Nota seis: Nunca dormir antes da uma da manhã.
Naquela cidade que todos adoravam pelo simples fato de adorarem, todas as famílias que lá compravam e vendiam, para cuidar de outras futuras famílias, sempre recebiam como sucessoras duas crianças gêmeas, um menino e uma menina, que assim que cresciam ajudavam seus velhos pais a deitarem e os divertiam com viagens caras e desnecessárias; sempre foi assim e nunca deixou de ser.
Agrela e Dogrilo nasceram do útero da família Amarela, tendo seus cordões umbilicais cortados pelas mãos da mesma. Os dois dormiam e acordavam no mesmo quarto, este era grande, e todas as manhãs a única empregada arrumava-o, se ela não o fizesse os gêmeos nunca cairiam no sono, eles foram mimados e criados sobre a mesa de uma família rica, e a empregada sabia disso.
Certa noite, escura como todas as outras que subiram ao céu já abandonado pela luz, Agrela e Dogrilo foram colocados na cama muito cedo, isto gerou muita revolta nos dois, que se recusaram a piscar por todo o resto noite. Na manhã seguinte, a empregada abriu a porta do quarto e vislumbrou os gêmeos em pé sobre a cama, com os olhos vermelhos quase saltados para fora; ela, brava como era, avisou os dois que se não dormissem nem uma hora durante o dia, o Amordecredo iria ensinar-lhes uma lição que os fariam se arrepender de não ter obedecido a empregada.
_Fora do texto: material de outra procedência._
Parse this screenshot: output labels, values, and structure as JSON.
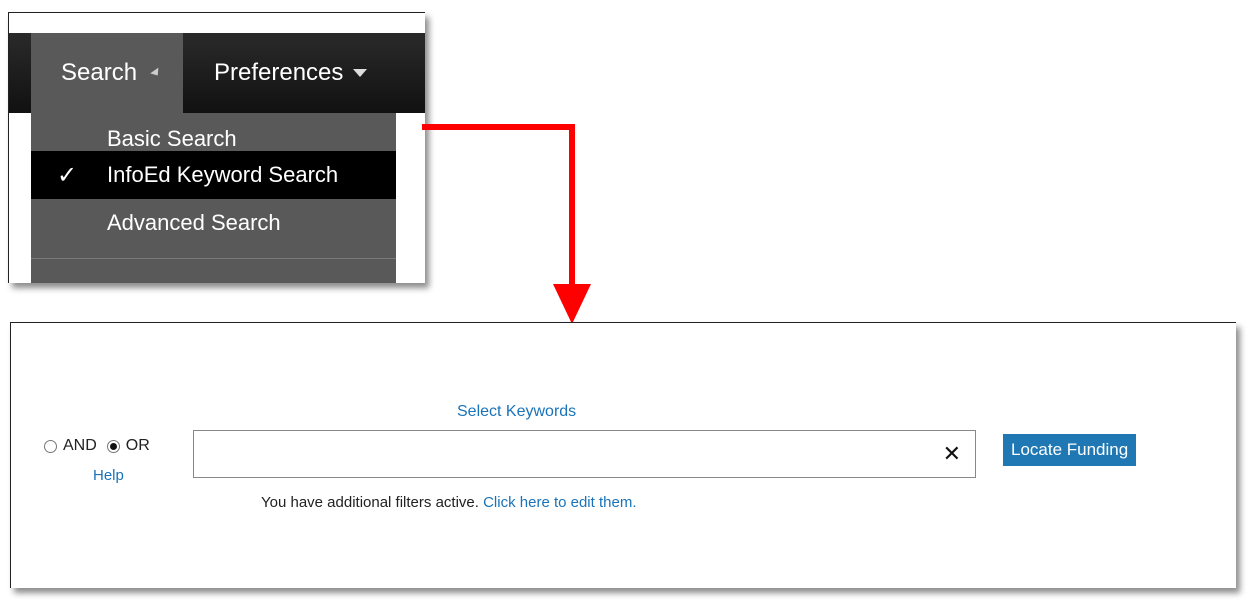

Agrela e Dogrilo, mimados como foram criados, passaram o dia inteiro brincando no quintal da casa dos Amarelos, demonstrando que não se importavam com qualquer coisa que a emprega os dissesse.
À noite, dessa vez muito mais negra e assustadora que a do dia anterior, a empregada os mandou para o quarto e se ofereceu para fechar a porta deste, ela foi puxando a maçaneta muito devagar para provocar um ranger no chão que era arranhado pela porta; quando o silêncio retornou ao quarto, a empregada sussurrou alto com o intuito de os irmãos escutarem:
- O Amordecredo odeia o gemer do chão – E a porta se fechou muito rápido.
No momento que o bater da porta fez um eco por todas as quinas do quarto, uma criatura pálido, na beira do albinismo, entrou ferozmente pela janela, há quebrando em milhares de mais milhares cacos de vidro, e caminhou até a frente da cama onde as crianças dormiam; o monstro parecia ter mais de três metros, ele tinha um crânio enorme, muito maior que o resto do corpo, seus braços eram curtos e suas pernas extremamente longas, o tronco era pequeno, dando um aspecto similar a um aracnídeo à criatura. Seu cabelo era liso e comprido, preto e bonito. Agrela e Dogrilo se espantaram com o pulo que o monstro fez da janela, suas peles se esbranquiçaram, os deixando mais assustadores que a própria criatura. O Amordecredo subiu na cama e engatinhou lentamente até o meio das duas crianças, pesando o cobertor, ao chegar perto dos rostos aterrorizados dos irmãos, a criatura jogou para o lado sua longa franja, esnobando seus olhos atentos e grandes, e disse com uma voz rouca e calma:
- Escutem com muita atenção, há partir deste nosso encontro noturno, toda vez que vocês ousarem abrir os olhos depois da meia noite, vocês me enxergarão na frente desta cama, os observando por toda a madrugada e manhã. Então, é melhor que vocês mantenham as pálpebras fechadas por todo o resto desta noite, e que tratem de dormir depois que a lua chegar ao topo do céu, se não eu voltarei a aterrorizá-los.
O Amordecredo, depois que fechou a sua espessa boca, pisoteou os cacos de vidro e saiu pela janela.
Na manhã seguinte, a empregada preparou um gostoso café da manhã para Agrela e Dogrilo, e tratou de levar a eles, que ainda dormiam em suas camas. Quando esta abriu a porta, mirou de canto a janela quebrada e fingiu não ter percebido, ela se sentou na ponta da cama e largou sobre o cobertor a bandeja com o desjejum. A empregada cutucou os pés dos gêmeos e forçou algumas frases de bom dia. Os dois, ainda pálidos, negaram abrir os olhos.